Les derniers élargissements ainsi que les potentiels prochains élargissements créent de nombreux débats au sein des pays membres :

  • Le débat sur les institutions n'est toujours pas clos. Il reste à mettre en place une gouvernance européenne efficace permettant de gérer une Europe aux frontières élargies.
  • Certaines régions aidées par l'Union européenne le sont moins depuis l'intégration des PECO et ces régions craignent que l'intégration de nouveaux membres ne réduisent encore ces aides.
  • Les plus petits pays de l'Union européenne, comme le Luxembourg ou les Pays-Bas, s'inquiètent de la diminution de leur poids relatif au sein des institutions européennes avec l'arrivée de nouveaux membres.
  • Enfin, des citoyens européens et des groupes politiques mettent en avant les dangers que constituent les élargissements de l'Union pour "l'identité européenne".

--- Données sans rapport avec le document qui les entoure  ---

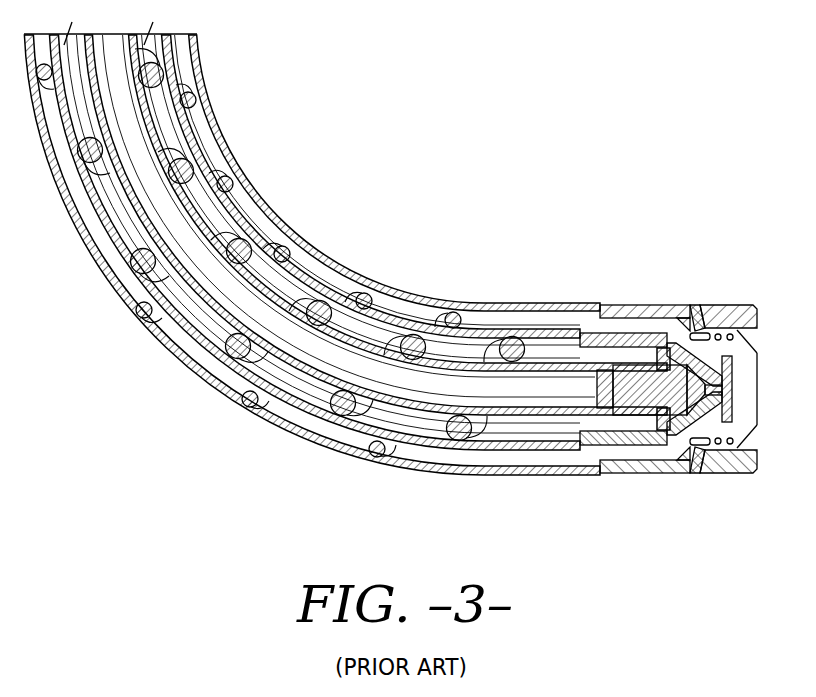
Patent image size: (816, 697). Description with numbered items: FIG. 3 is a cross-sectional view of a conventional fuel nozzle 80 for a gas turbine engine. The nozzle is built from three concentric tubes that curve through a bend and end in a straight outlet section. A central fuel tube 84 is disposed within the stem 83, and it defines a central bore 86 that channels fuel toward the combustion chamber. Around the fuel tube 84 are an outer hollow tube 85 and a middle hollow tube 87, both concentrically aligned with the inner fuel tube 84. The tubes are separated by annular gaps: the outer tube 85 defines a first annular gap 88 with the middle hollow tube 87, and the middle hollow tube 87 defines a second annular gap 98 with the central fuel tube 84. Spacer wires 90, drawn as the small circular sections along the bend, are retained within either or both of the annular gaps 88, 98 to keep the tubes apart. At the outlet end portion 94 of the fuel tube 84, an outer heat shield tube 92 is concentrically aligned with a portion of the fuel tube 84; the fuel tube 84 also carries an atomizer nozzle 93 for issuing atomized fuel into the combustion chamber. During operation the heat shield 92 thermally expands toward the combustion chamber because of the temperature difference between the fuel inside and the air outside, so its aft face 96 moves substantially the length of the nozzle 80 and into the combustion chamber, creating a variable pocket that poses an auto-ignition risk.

The fuel nozzle 80 is at (390, 249).
The stem 83 is at (143, 323).
The central fuel tube 84 is at (442, 387).
The outer hollow tube 85 is at (432, 301).
The central bore 86 is at (516, 402).
The middle hollow tube 87 is at (300, 273).
The first annular gap 88 is at (263, 227).
The spacer wires 90 is at (233, 170).
The outer heat shield tube 92 is at (548, 303).
The atomizer nozzle 93 is at (722, 423).
The outlet end portion 94 is at (757, 487).
The aft face 96 is at (757, 317).
The second annular gap 98 is at (312, 393).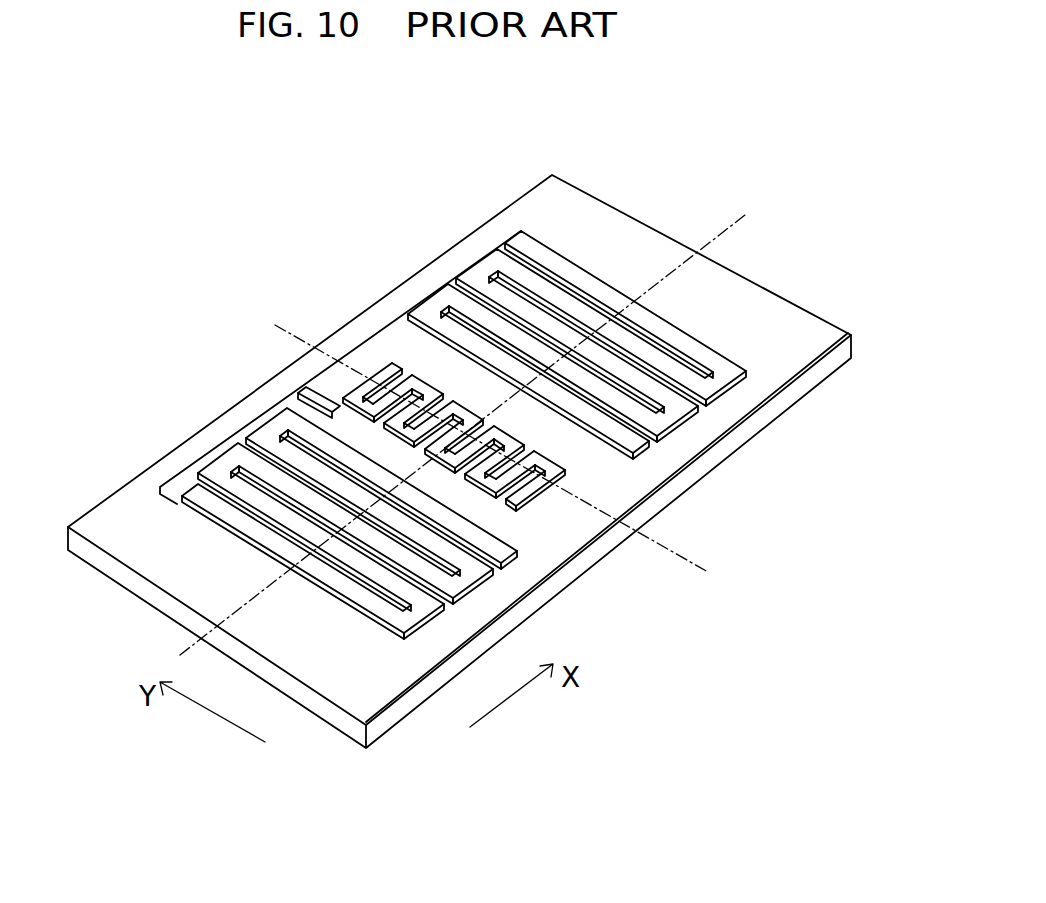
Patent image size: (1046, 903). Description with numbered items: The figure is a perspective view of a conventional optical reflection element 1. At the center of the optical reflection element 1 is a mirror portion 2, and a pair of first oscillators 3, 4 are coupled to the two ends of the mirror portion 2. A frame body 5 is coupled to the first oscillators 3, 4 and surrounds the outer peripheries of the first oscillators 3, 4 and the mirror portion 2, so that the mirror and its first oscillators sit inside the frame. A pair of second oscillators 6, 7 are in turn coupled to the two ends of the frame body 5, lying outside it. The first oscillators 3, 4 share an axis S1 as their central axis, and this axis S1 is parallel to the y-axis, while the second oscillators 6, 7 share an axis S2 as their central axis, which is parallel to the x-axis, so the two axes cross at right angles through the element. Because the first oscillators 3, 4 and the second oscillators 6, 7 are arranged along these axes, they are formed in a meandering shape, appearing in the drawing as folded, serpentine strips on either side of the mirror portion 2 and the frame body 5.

The optical reflection element 1 is at (519, 182).
The mirror portion 2 is at (472, 387).
The first oscillator 3 is at (383, 390).
The first oscillator 4 is at (567, 466).
The frame body 5 is at (313, 405).
The second oscillator 6 is at (462, 278).
The second oscillator 7 is at (272, 425).
The axis S1 is at (513, 458).
The axis S2 is at (470, 420).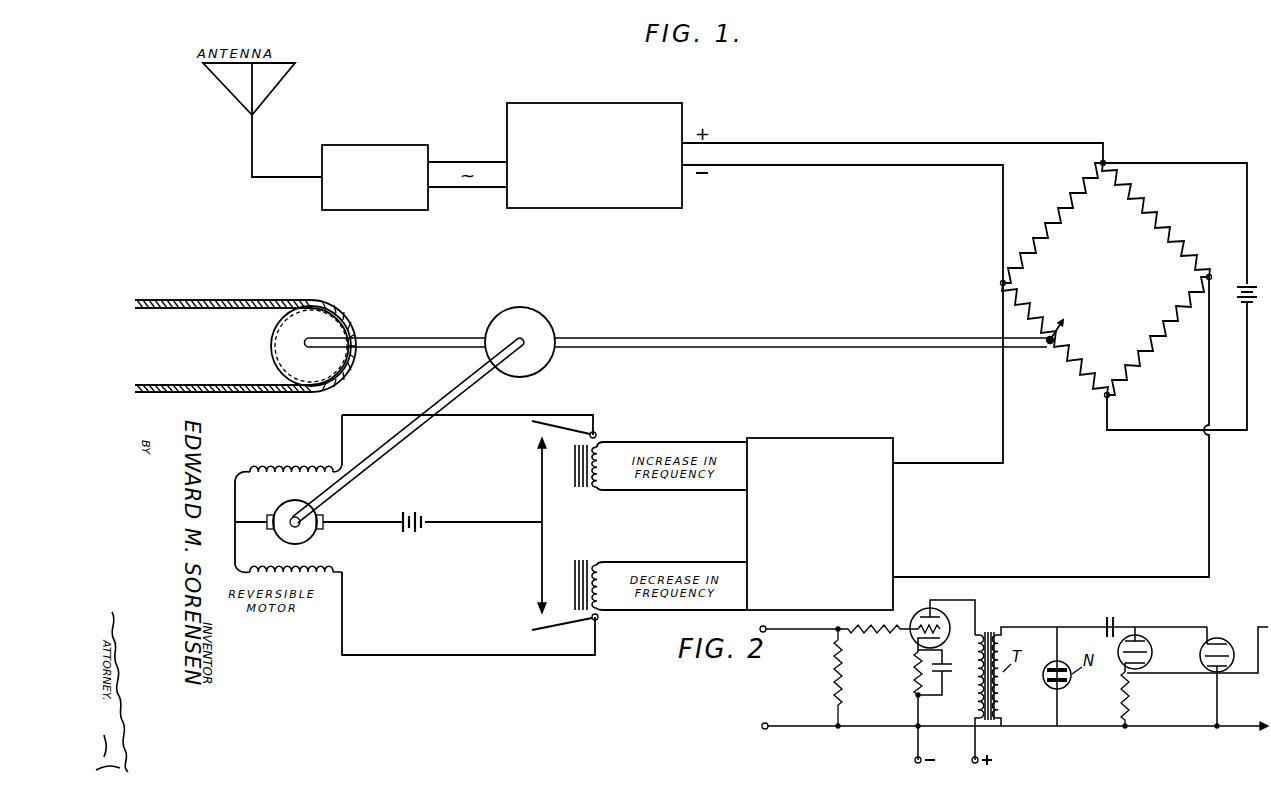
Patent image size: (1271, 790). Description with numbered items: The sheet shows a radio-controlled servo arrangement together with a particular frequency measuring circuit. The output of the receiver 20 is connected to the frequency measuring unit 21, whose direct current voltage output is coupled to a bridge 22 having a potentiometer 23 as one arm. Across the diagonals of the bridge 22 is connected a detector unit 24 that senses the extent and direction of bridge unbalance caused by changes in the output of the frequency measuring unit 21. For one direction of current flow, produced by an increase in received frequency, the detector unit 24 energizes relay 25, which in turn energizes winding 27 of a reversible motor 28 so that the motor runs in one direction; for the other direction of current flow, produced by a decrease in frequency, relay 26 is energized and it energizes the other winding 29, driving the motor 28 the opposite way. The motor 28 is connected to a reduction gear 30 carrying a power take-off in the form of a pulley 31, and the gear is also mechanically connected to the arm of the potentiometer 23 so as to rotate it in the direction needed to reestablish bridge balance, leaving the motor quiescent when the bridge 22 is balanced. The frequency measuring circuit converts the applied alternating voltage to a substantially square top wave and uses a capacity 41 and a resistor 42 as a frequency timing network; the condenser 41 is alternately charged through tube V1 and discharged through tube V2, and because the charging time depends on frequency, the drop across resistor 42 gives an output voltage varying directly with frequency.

In FIG. 1, the receiver 20 is at (371, 149).
In FIG. 1, the frequency measuring unit 21 is at (590, 108).
In FIG. 1, the bridge 22 is at (1166, 224).
In FIG. 1, the potentiometer 23 is at (1051, 352).
In FIG. 1, the detector unit 24 is at (895, 508).
In FIG. 1, the relay 25 is at (601, 438).
In FIG. 1, the relay 26 is at (605, 621).
In FIG. 1, the winding 27 is at (283, 466).
In FIG. 1, the reversible motor 28 is at (314, 538).
In FIG. 1, the winding 29 is at (336, 572).
In FIG. 1, the reduction gear 30 is at (553, 334).
In FIG. 1, the pulley 31 is at (333, 362).
In FIG. 2, the capacity 41 is at (1116, 624).
In FIG. 2, the resistor 42 is at (1134, 700).
In FIG. 2, the tube V1 is at (1151, 656).
In FIG. 2, the tube V2 is at (1222, 640).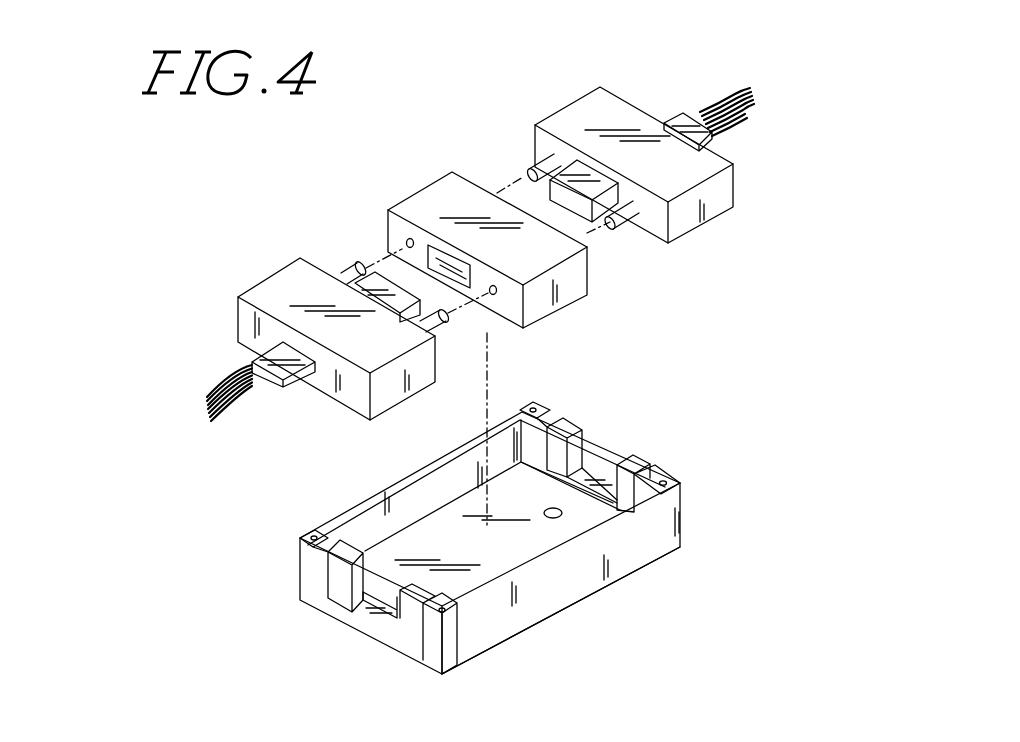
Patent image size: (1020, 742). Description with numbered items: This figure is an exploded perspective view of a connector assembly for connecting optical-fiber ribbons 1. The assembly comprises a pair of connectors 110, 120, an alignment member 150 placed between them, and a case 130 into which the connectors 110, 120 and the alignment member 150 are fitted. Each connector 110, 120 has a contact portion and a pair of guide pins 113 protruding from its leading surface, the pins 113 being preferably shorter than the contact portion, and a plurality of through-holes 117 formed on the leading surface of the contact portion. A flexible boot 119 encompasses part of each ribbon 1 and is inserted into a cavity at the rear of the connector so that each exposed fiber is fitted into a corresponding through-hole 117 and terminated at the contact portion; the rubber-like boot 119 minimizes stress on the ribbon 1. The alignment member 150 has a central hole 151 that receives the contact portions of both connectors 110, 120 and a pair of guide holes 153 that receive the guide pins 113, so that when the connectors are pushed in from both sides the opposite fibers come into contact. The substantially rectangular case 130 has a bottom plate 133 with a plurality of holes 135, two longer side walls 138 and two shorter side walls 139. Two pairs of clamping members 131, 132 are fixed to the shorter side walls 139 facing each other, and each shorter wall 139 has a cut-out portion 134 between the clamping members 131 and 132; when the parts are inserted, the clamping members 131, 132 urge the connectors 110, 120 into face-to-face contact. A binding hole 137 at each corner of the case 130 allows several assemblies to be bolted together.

The optical-fiber ribbon 1 is at (225, 388).
The connector 110 is at (282, 300).
The guide pins 113 is at (350, 278).
The through-holes 117 is at (533, 172).
The boot 119 is at (255, 352).
The connector 120 is at (577, 95).
The case 130 is at (505, 640).
The clamping member 131 is at (410, 605).
The clamping member 132 is at (300, 542).
The bottom plate 133 is at (440, 548).
The cut-out portion 134 is at (365, 605).
The holes 135 is at (560, 514).
The binding hole 137 is at (668, 481).
The longer side walls 138 is at (570, 580).
The shorter side walls 139 is at (603, 468).
The alignment member 150 is at (425, 200).
The central hole 151 is at (460, 276).
The guide holes 153 is at (407, 242).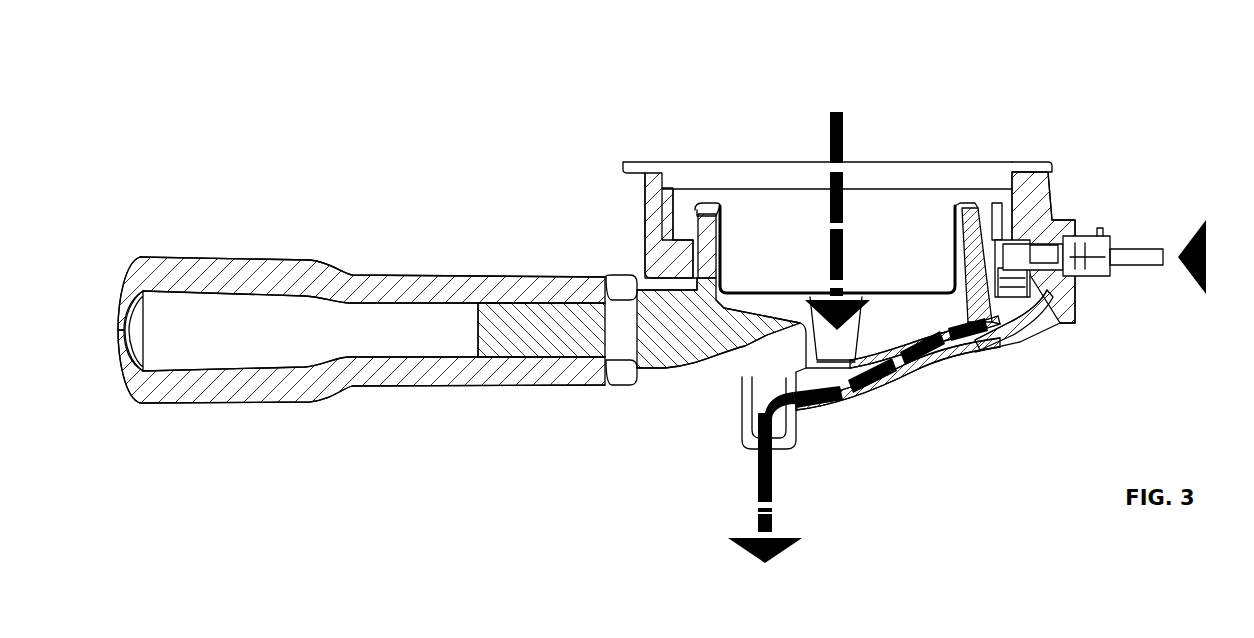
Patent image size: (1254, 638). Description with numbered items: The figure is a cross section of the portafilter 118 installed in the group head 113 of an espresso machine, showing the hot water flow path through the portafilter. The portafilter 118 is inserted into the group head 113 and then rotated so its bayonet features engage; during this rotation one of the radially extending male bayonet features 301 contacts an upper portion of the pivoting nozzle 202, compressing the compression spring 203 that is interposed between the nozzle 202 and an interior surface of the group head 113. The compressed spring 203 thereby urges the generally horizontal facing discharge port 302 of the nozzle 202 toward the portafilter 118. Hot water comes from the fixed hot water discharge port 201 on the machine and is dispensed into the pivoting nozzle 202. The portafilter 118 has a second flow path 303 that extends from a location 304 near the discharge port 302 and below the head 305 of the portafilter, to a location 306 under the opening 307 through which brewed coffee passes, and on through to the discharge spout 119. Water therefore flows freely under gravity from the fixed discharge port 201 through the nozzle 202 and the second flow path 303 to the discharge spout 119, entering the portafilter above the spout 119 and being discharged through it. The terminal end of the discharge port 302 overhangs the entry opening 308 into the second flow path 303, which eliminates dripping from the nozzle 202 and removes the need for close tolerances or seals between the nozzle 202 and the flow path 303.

The group head 113 is at (1060, 195).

L'adhésion de la Turquie à l'Union européenne suscite de nombreuses controverses. La Turquie a formulé sa demande d'adhésion à la CEE en 1987. Sa candidature a été acceptée en 1999 et les négociations sont en cours depuis 2005. Des sondages ont estimé que la majorité des Européens seraient opposés à l'adhésion de la Turquie. Les discussions sur l'adhésion de la Turquie sont encore en cours. Plusieurs éléments bloquent les discussions, tels que le respect des droits de l'homme ou encore le fait que certaines régions ont de faibles niveaux de développement. Certains citoyens européens sont aussi opposés à l'idée d'intégrer un pays de 74 millions de personnes dont la majorité est musulmane.

B

Les critiques contre l'UE

De nombreuses critiques sont formulées contre l'Union européenne, et ces critiques augmentent depuis la crise économique de 2008 :

  • L'Union européenne a été critiquée dans sa manière de gérer la crise. Malgré la mise en place du Mécanisme européen de stabilité, celui-ci n'a pas permis à certains pays particulièrement touchés, comme la Grèce, de voir leur situation s'améliorer.
  • La crise a aussi encouragé les mouvements souverainistes critiquant l'Union et appelant à des replis nationalistes. Plusieurs groupes politiques proposent la sortie de l'Union économique et monétaire et de l'espace Schengen afin de permettre une amélioration de la situation économique et sociale.
  • Enfin, l'Union européenne est critiquée pour son "déficit démocratique". La Commission européenne, dont les compétences se sont élargies, est composée de commissaires non élus et beaucoup de citoyens considèrent que les membres des institutions européennes sont des technocrates éloignés des réalités quotidiennes des Européens.
C

Les faiblesses de l'Union européenne

Une des principales difficultés de l'Union européenne est son incapacité à parler d'une seule et même voix lors des crises internationales. 22 des 28 États qui la composent sont membres de l'OTAN, ce qui rend difficile la définition d'une politique militaire commune, autonome et indépendante de la position des États-Unis. De plus, la politique étrangère de sécurité commune (PESC) est fragile, car elle dépend de la coopération entre les États et non d'un domaine propre à l'Union.

Ainsi, lors de la guerre en Irak, en 2003, certains pays, tels que la Pologne et le Royaume-Uni, ont soutenu l'intervention américaine alors que d'autres pays, comme la France, l'Allemagne et la Belgique s'y sont fermement opposés.